Effective positioning of B2B software and technology products is written in the key of C. Actually, three C’s. Because positioning requires a thorough understanding of your Customers, your Competition and your Channel.
Here’s a quick summary of how and why understanding each of three Cs provides answers you need to develop a successful positioning strategy:
The Channel: a great source of information about all three Cs
The channel is how your product reaches the customer, whether you sell direct or through partners or VARs. It is one of your best sources of information about the other two Cs. It’s your first avenue of interaction with what you hope will become your customer. And it’s the battleground for the ongoing war with your competitors.
From the channel, you learn what gets your customers excited about your product (it may surprise you), and what they feel is missing. You learn why you win and lose – and against whom. All these factors contribute to help you converge on the ideal positioning statement for your product. Learn what’s really happening in the channel, and you gain insights into the details of purchase processes, demographics, psychographics, sales strategies, and customer concerns.
The channel can also provide valuable feedback on the viability of your marketing message. Ongoing communication with your channel will improve the relationship and, as a result, the flow of honest information and insights vital for your positioning strategies.
Know your customer… at least as well as you know your own product
You can’t successfully position your product unless you know the answer to this basic question: “What is my target customer’s most pressing problem?” Your positioning statement should address this problem in a benefit way.
Your prospects are overwhelmed by communication in today’s fast-paced, high-tech world.
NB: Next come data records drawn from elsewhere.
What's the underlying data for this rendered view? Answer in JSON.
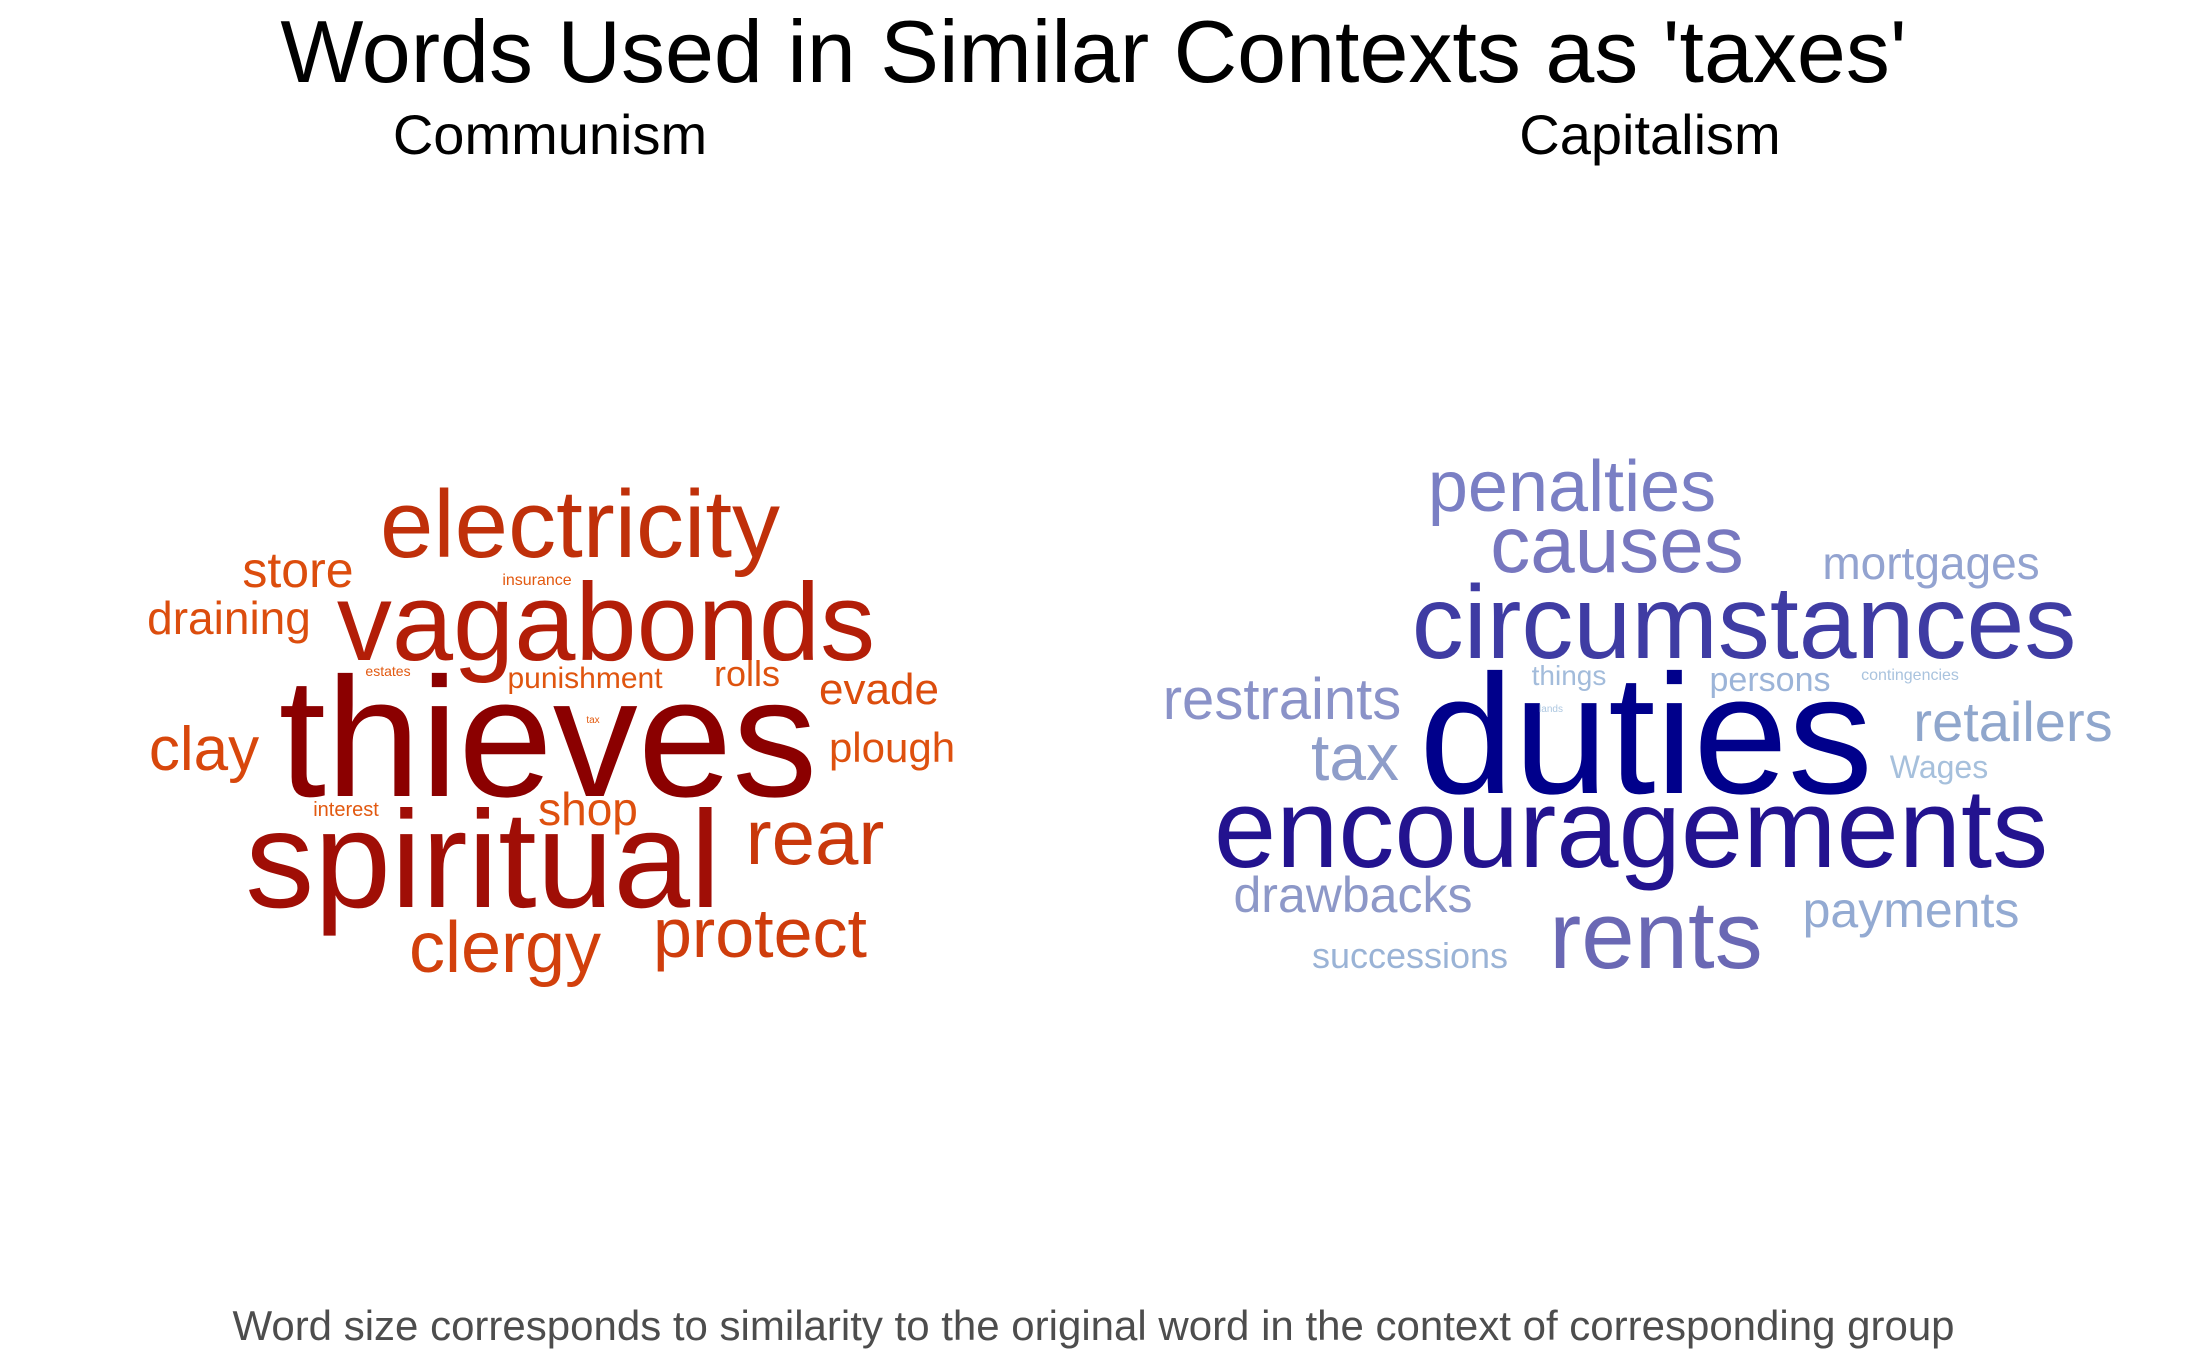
{
  "title": "Words Used in Similar Contexts as 'taxes'",
  "caption": "Word size corresponds to similarity to the original word in the context of corresponding group",
  "panels": [
    {
      "title": "Communism",
      "words": [
        {
          "text": "thieves",
          "color": "#8b0000"
        },
        {
          "text": "spiritual",
          "color": "#a00e06"
        },
        {
          "text": "vagabonds",
          "color": "#b31e08"
        },
        {
          "text": "electricity",
          "color": "#c0300a"
        },
        {
          "text": "rear",
          "color": "#c9380b"
        },
        {
          "text": "protect",
          "color": "#cf3d0c"
        },
        {
          "text": "clergy",
          "color": "#d2400c"
        },
        {
          "text": "clay",
          "color": "#d8470c"
        },
        {
          "text": "store",
          "color": "#dc4d0d"
        },
        {
          "text": "draining",
          "color": "#dc4d0d"
        },
        {
          "text": "evade",
          "color": "#dc4d0d"
        },
        {
          "text": "plough",
          "color": "#de500e"
        },
        {
          "text": "shop",
          "color": "#de500e"
        },
        {
          "text": "rolls",
          "color": "#de520e"
        },
        {
          "text": "punishment",
          "color": "#e0550f"
        },
        {
          "text": "interest",
          "color": "#e25910"
        },
        {
          "text": "insurance",
          "color": "#e25910"
        },
        {
          "text": "estates",
          "color": "#e25910"
        },
        {
          "text": "tax",
          "color": "#e35b10"
        }
      ]
    },
    {
      "title": "Capitalism",
      "words": [
        {
          "text": "duties",
          "color": "#00008b"
        },
        {
          "text": "encouragements",
          "color": "#23138f"
        },
        {
          "text": "circumstances",
          "color": "#3f3ca3"
        },
        {
          "text": "rents",
          "color": "#6a68b4"
        },
        {
          "text": "causes",
          "color": "#7777bf"
        },
        {
          "text": "penalties",
          "color": "#7a7fc4"
        },
        {
          "text": "tax",
          "color": "#8e9dc9"
        },
        {
          "text": "restraints",
          "color": "#8a92c8"
        },
        {
          "text": "retailers",
          "color": "#8fa6cc"
        },
        {
          "text": "mortgages",
          "color": "#93a3d0"
        },
        {
          "text": "payments",
          "color": "#93aad2"
        },
        {
          "text": "drawbacks",
          "color": "#8d98c8"
        },
        {
          "text": "successions",
          "color": "#9ab3d6"
        },
        {
          "text": "persons",
          "color": "#9cb4d8"
        },
        {
          "text": "things",
          "color": "#a3bcdb"
        },
        {
          "text": "Wages",
          "color": "#a6c0dc"
        },
        {
          "text": "contingencies",
          "color": "#a9c3de"
        },
        {
          "text": "lands",
          "color": "#adc7e0"
        }
      ]
    }
  ]
}
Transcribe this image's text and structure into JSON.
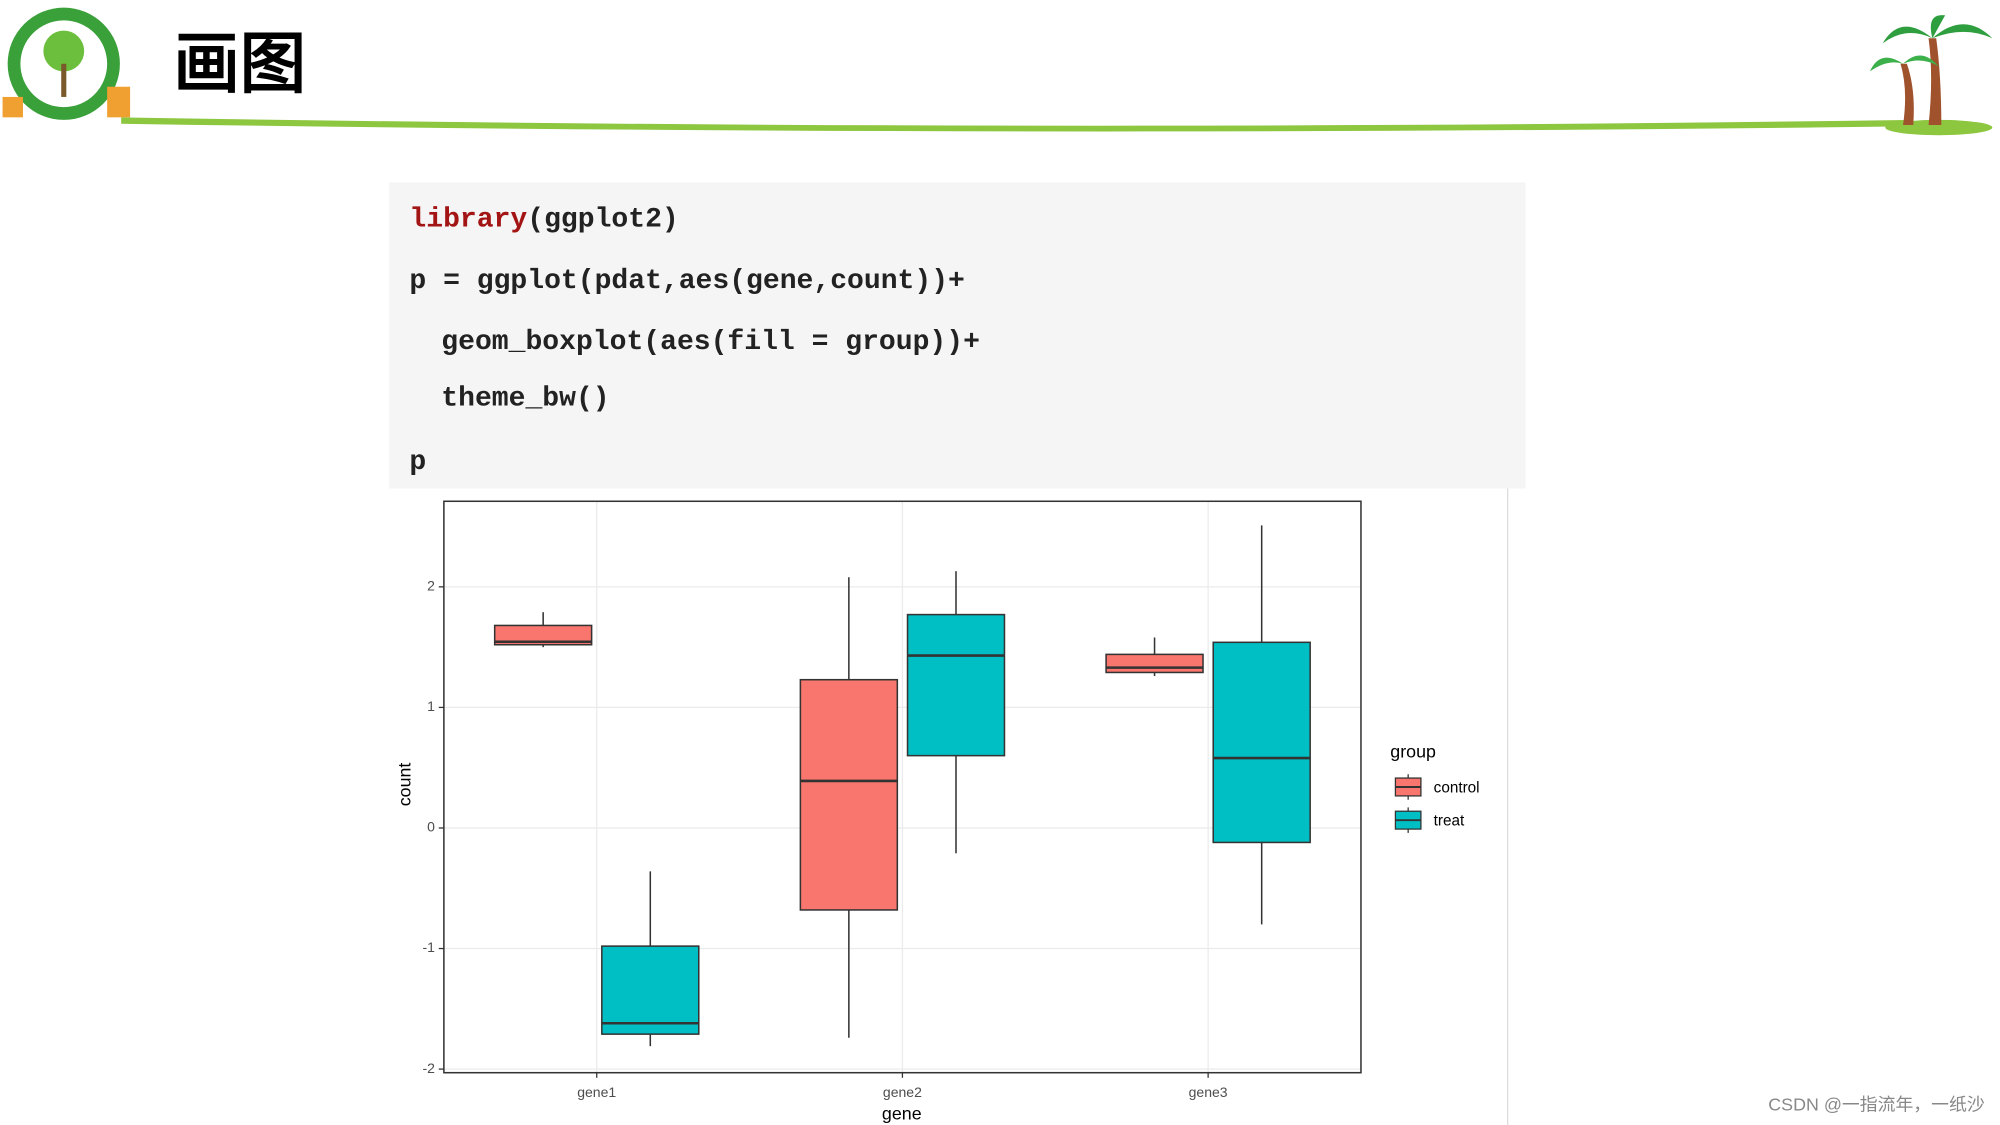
{
  "header": {
    "title": "画图"
  },
  "code": {
    "lines": [
      {
        "keyword": "library",
        "rest": "(ggplot2)"
      },
      {
        "text": "p = ggplot(pdat,aes(gene,count))+"
      },
      {
        "text": "geom_boxplot(aes(fill = group))+"
      },
      {
        "text": "theme_bw()"
      },
      {
        "text": "p"
      }
    ]
  },
  "chart_data": {
    "type": "box",
    "x_label": "gene",
    "y_label": "count",
    "categories": [
      "gene1",
      "gene2",
      "gene3"
    ],
    "legend_title": "group",
    "legend_position": "right",
    "grid": true,
    "ylim": [
      -2.03,
      2.71
    ],
    "yticks": [
      -2,
      -1,
      0,
      1,
      2
    ],
    "series": [
      {
        "name": "control",
        "color": "#F8766D",
        "min": [
          1.5,
          -1.74,
          1.26
        ],
        "q1": [
          1.52,
          -0.68,
          1.29
        ],
        "median": [
          1.545,
          0.39,
          1.33
        ],
        "q3": [
          1.68,
          1.23,
          1.44
        ],
        "max": [
          1.79,
          2.08,
          1.58
        ]
      },
      {
        "name": "treat",
        "color": "#00BFC4",
        "min": [
          -1.81,
          -0.21,
          -0.8
        ],
        "q1": [
          -1.71,
          0.6,
          -0.12
        ],
        "median": [
          -1.62,
          1.43,
          0.58
        ],
        "q3": [
          -0.98,
          1.77,
          1.54
        ],
        "max": [
          -0.36,
          2.13,
          2.51
        ]
      }
    ]
  },
  "watermark": "CSDN @一指流年，一纸沙"
}
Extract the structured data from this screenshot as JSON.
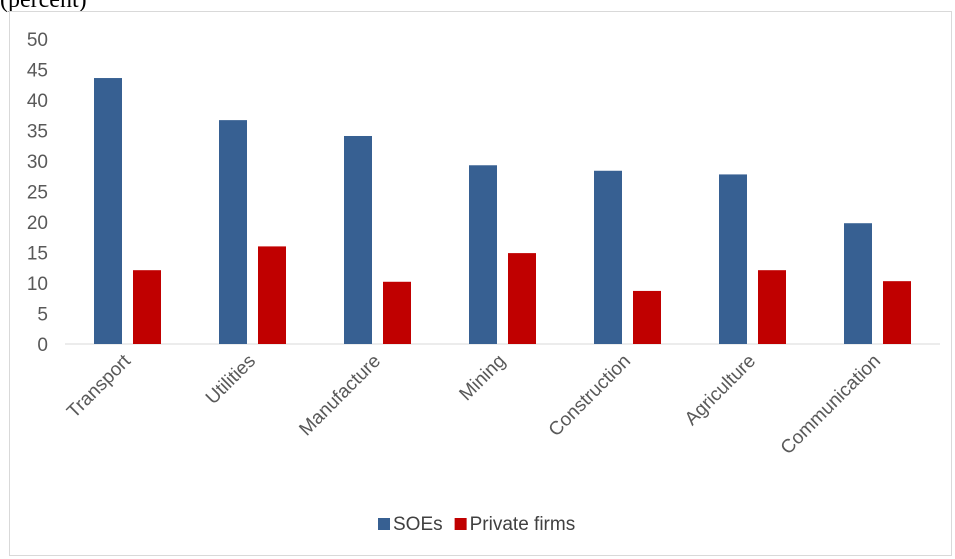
{
  "caption": "(percent)",
  "chart_data": {
    "type": "bar",
    "categories": [
      "Transport",
      "Utilities",
      "Manufacture",
      "Mining",
      "Construction",
      "Agriculture",
      "Communication"
    ],
    "series": [
      {
        "name": "SOEs",
        "color": "#376092",
        "values": [
          43.6,
          36.7,
          34.1,
          29.3,
          28.4,
          27.8,
          19.8
        ]
      },
      {
        "name": "Private firms",
        "color": "#c00000",
        "values": [
          12.1,
          16.0,
          10.2,
          14.9,
          8.7,
          12.1,
          10.3
        ]
      }
    ],
    "ylim": [
      0,
      50
    ],
    "yticks": [
      0,
      5,
      10,
      15,
      20,
      25,
      30,
      35,
      40,
      45,
      50
    ],
    "grid": false,
    "legend_position": "bottom"
  }
}
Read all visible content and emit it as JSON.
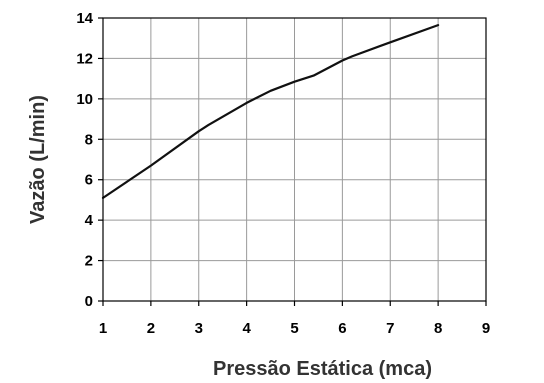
{
  "chart_data": {
    "type": "line",
    "xlabel": "Pressão Estática (mca)",
    "ylabel": "Vazão (L/min)",
    "xlim": [
      1,
      9
    ],
    "ylim": [
      0,
      14
    ],
    "x_ticks": [
      "1",
      "2",
      "3",
      "4",
      "5",
      "6",
      "7",
      "8",
      "9"
    ],
    "y_ticks": [
      "0",
      "2",
      "4",
      "6",
      "8",
      "10",
      "12",
      "14"
    ],
    "grid": true,
    "series": [
      {
        "color": "#111111",
        "x": [
          1,
          2,
          3,
          3.2,
          4,
          4.5,
          5,
          5.4,
          6,
          6.2,
          7,
          8
        ],
        "y": [
          5.1,
          6.7,
          8.4,
          8.7,
          9.8,
          10.4,
          10.85,
          11.15,
          11.9,
          12.1,
          12.8,
          13.65
        ]
      }
    ]
  }
}
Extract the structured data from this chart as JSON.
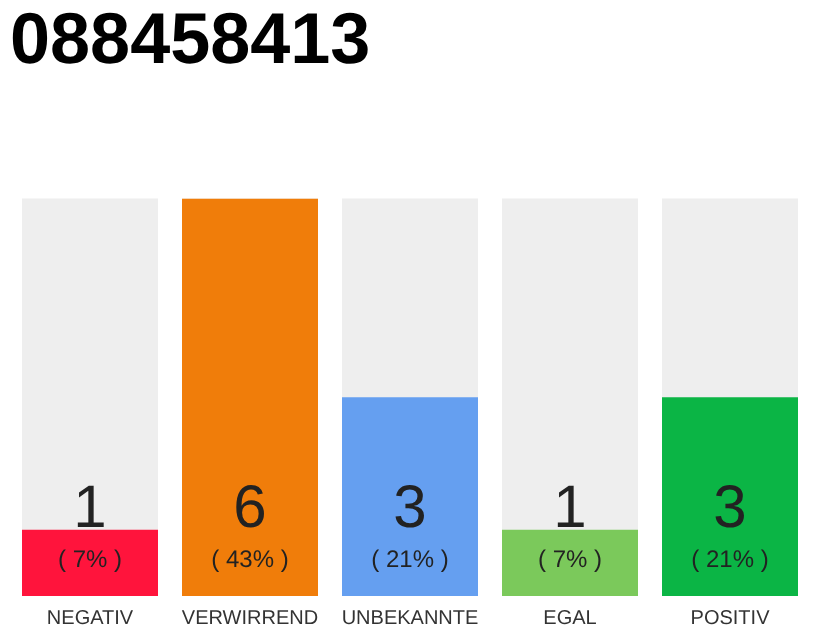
{
  "chart_data": {
    "type": "bar",
    "title": "088458413",
    "categories": [
      "NEGATIV",
      "VERWIRREND",
      "UNBEKANNTE",
      "EGAL",
      "POSITIV"
    ],
    "values": [
      1,
      6,
      3,
      1,
      3
    ],
    "colors": [
      "#ff143c",
      "#f07d0a",
      "#659ff0",
      "#7bc95b",
      "#0bb545"
    ],
    "annotations": [
      {
        "text": "( 7% )",
        "x": "NEGATIV",
        "y": 0
      },
      {
        "text": "( 43% )",
        "x": "VERWIRREND",
        "y": 0
      },
      {
        "text": "( 21% )",
        "x": "UNBEKANNTE",
        "y": 0
      },
      {
        "text": "( 7% )",
        "x": "EGAL",
        "y": 0
      },
      {
        "text": "( 21% )",
        "x": "POSITIV",
        "y": 0
      }
    ],
    "data_labels": true,
    "tick_labels": "x",
    "grid": false,
    "legend": false
  }
}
They get so many marketing messages – somewhere between 5,000 and 10,000 per day – that they have become experts at filtering them out.
You can get through the filter, but only with a benefit statement that addresses the primary concern that keeps your prospect awake at 2 am. Your target buyers will listen to your message when you demonstrate an understanding of their problem, and clearly communicate the benefit your product offers to solve the problem.
Know the competition, intimately
Long before marketers discovered positioning, early baseball great Wee Willie Keeler (lifetime batting average .345) summed up how to score on the competition: “Hit ’em where they ain’t,” advised the game’s greatest place hitter. In positioning your B2B software, that means make a unique claim that sets you apart from the competition.
Differentiation is critical to successful positioning of your product. You can discover how competitors are positioned by analyzing their web sites and marketing materials.
A positioning statement frequently appears in a prominent place on the home page of a web site. A good one should be a focused benefit idea or concept. For each competitor, analyze as much of their marketing material as possible including direct and e-mail marketing pieces, brochures, and press announcements.
Once you have determined your competitors’ positioning statements, you can use an application we developed in Excel to create a perceptual map like this one for the Corporate Performance Management market:
Testing your positioning statement for uniqueness is a critical step in the positioning process, but one that many B2B marketers overlook. Don’t let it happen to you.